GoDroid supports booting from NAND Flash or from MicroSD card that contains the boot code and image files.

===== Multimedia =====
By replacing Android native media engine StageFright with GStreamer and utilizing hardware acceleration facilities, GoDroid supports various audio/video/container hardware decoding and multiple network protocols including Microsoft Smooth Streaming, HTTP Live Streaming and KODI 14.2 has variety of supported video/audio plug-ins.

===== Wireless display standards =====
Besides the screen mirroring function of Android Miracast, GoDroid also implements DLNA system service for sharing digital media among multimedia devices. DMR, DMS and DMP are supported.

===== Programming language =====
In addition to C/C++/Java, GoDroid also integrates QPython2engine for Python 2 programming on Android.

===== Inter-connection with other OSH platform =====
TIGER Board provides 2 sets of 40-pin expansion headers, one of which is compatible to Raspberry Pi connector. Raspberry Pi Python applications can be ported and run on GoDroid.

===== Integrated development environment =====
GoDroid supports Android Studio as application IDE. With API level 19 configuration to match GoDroid provides the availability of not only original Android API, but also proprietary extended API, such as GPIO/IC2/SPI/PWM.

===== Debugging =====
GoDroid supports standard ADB debugging via Ethernet, Wi-Fi and USB.

=== GoBian ===
GoBian is a Linux-embedded operating system running on TIGER Board for the GoWarrior platform.

GoBian is developed based on Raspbian which is from Debian 7 wheezy armhf, and differs from Raspbian for the extra features, for example, GoBian encapsulates the RPi.gpio and other I/O libraries to facilitate transplanting projects which use the related libraries from Raspberry Pi to TIGER Board.

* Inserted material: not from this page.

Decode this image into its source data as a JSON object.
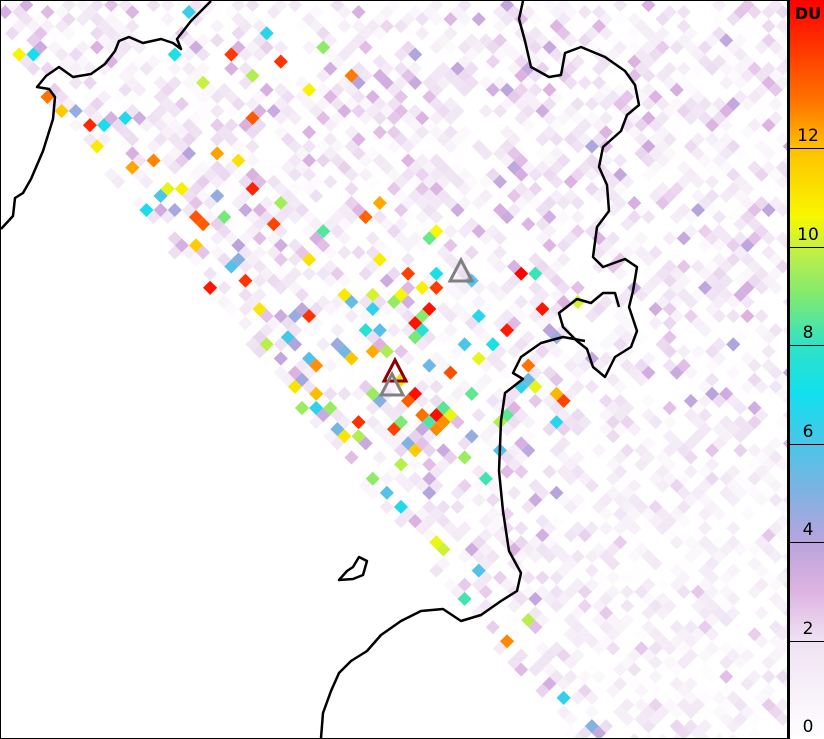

Furthermore, GoBian provides support for multimedia by integrating GOF, KODI and other middle-ware modules and applications out-of-the-box.

==== Features ====

===== Networking & remote access =====
GoBian enables the Internet connection through Ethernet or Wi-Fi through the Ethernet port and Wi-Fi module on TIGER Board, and thus supports various methods to access the projects and transfer data, such as FTP, SSH.

===== Timekeeping =====
GoBian automatically synchronizes the system time with Internet time servers using the NTP protocol.

===== File system =====
GoBian integrates a built-in file system for data management.

===== Built-in programming environments =====
C, C++, Python, Perl, and shell script.

===== I/O interfaces =====
GoBian lets you call the GPIO/I2C/UART/SPI interfaces directly in your projects with the built-in RPi.gpio and other libraries.

===== Multimedia =====
GoBian makes it easy for the secondary development of multimedia applications with the customized GOF middle-ware for TIGER Board.

===== Multitasking =====
The on-board M3733-AFAAA processor makes GoBian a multitasking system with good performance.

===== Linux software =====
The software programs that are available for Debian are basically compatible with GoBian.

===== Low-power sleep mode =====
GoBian supports the ultra-power-saving sleep mode (PMU Standby), with the entire board power consumption as low as 0.35W.

===== Multi-screen sharing =====
GoBian integrates with DLNA to fully support the multimedia sharing and multi-screen interaction.

== CloudQ ==
CloudQ provides back-end community support to users.